Alienation results in sensations including (but not limited to) powerlessness, shame, despair, delusions, hostility, social withdrawal, feeling constantly threatened or self-destructive, which are all pandemic within industrial civilisation. Its outward manifestations are on the rise everywhere that industry and 'development' have become the social norm, not just in the capitalist 'Old World' but now China, India, Africa. Alienation is needed for how our bodies are currently regulated in ways both great and small by being enmeshed within norms and expectations that “determine what kinds of lives are deemed livable or useful and by shutting down the space of possibility and imaginative transformation where peoples' lives begin to exceed and escape [the system's] use for them” (Susan Stryker). It forms a society of individuals largely isolated and dissociated from each other and themselves, despite the crowded cities, depressed, apathetic or filled with violent and directionless anger; and we identify it in how the dominant social mode pushes us further into this estrangement. It's the anguish of the living subjected to a deathly regime, and a condition that must be struggled against to overturn the whole social order – which we are demanded to adapt ourselves to fit. To adapt ourselves to ever-more limited and virtually superfluous roles, at any time liable to be replaced like a faulty cog. Beneath the surface of modern life, we live in what can only be described as a state of captivity, and the neurotic way we internalise this reality to cope with it seeps out and permeates our every interaction. The loss of perspective that the overwhelming totality of the current system engenders, casting a shadow over all past ways of life, makes it easier to be fooled when we're told that it is us who are maladjusted, malfunctioning, and when the system's guardians tell us they have just the cure for the mysterious undermining of life.

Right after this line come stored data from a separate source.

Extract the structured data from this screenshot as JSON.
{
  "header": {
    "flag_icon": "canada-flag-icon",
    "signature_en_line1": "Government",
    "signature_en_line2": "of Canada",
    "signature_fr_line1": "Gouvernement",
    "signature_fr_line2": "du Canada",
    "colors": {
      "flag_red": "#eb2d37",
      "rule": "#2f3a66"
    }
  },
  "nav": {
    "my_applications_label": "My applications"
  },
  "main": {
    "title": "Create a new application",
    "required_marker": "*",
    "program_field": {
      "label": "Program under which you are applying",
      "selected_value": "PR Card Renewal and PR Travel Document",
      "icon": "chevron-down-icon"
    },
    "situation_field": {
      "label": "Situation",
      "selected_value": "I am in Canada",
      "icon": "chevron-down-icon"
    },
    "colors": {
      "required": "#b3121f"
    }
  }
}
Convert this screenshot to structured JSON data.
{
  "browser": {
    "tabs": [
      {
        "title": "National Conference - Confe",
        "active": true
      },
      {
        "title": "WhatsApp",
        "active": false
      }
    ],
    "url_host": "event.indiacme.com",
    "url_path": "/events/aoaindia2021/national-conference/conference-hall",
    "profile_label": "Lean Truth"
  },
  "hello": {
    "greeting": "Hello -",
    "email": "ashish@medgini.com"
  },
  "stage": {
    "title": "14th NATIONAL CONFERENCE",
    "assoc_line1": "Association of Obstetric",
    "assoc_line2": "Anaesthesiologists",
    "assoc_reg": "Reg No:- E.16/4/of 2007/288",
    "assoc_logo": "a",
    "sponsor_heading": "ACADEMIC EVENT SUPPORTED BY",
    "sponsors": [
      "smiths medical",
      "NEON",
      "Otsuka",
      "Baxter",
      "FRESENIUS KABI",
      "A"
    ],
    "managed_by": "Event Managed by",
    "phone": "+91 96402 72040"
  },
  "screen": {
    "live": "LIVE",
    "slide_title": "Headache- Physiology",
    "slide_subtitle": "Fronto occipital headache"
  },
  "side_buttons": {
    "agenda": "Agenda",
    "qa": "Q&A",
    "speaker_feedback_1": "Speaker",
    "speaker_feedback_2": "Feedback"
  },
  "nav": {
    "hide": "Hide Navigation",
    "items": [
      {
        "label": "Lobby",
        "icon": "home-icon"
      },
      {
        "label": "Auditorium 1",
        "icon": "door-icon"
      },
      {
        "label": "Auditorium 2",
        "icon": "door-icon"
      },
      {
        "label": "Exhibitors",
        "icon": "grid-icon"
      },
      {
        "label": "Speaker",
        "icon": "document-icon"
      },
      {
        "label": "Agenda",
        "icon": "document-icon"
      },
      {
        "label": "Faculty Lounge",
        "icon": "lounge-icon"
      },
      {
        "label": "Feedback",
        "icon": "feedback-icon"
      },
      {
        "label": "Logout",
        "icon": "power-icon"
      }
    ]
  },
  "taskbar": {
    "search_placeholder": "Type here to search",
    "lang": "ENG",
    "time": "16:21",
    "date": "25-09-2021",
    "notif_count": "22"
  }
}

Yet in spite of generations of 'naturalisation', psychological immiseration tells us we are not at home in the world of social media, council estates, gated communities, artificial parks, billboards, office blocks, traffic jams, cash machines, asylums, factory farms, call centres and other prisons, stuck in a flaccid cycle of work, nuclear families and programmed entertainment. This is the environment our pre-determined interactions, which we all go through every day, has created; yet it is created against us and our own self-determination. Our health (inseparable from that of our landbase), solidarity, spontaneity, and indeed in the era of vast climate changes even our continued existence itself is jeopardised by our own alienated activity. The blackmail of the market keeps our habits and relationships, more often than not, not just delaying but actually antagonistic to the fullness of autonomous creativity. Mass social organisation is the separate power that stands apart from us as individuals, regulating and imposing on us, as the truly human-scale in life is dwarfed by an unending cycle of representations, bureaucracy, requirements, regurgitating what is; and what cannot fail to oppress us. The conditions of life forced upon us by the economy, the State and technological society have become powers that rule over and direct us, not tools to use as we see fit. The segregation from a multitude of lifeforms displaced by the city not just unfamiliarises us with our planet, but makes it much easier to participate in the industrial structure devouring everything.
Ignore these facts we may, they continue to come back to haunt us in the unarticulated precarity of our helpless dependence, the interpersonal violence, the deadly sadness. Self-medication doesn't cut it. Reality TV can't mask it. The chatter of the crowd won't drown it out. We are under mental and physical occupation by the capitalist-industrial system, leaving the firm but false impression of there being no outside, no choice, no escape. Is this really what we could call living?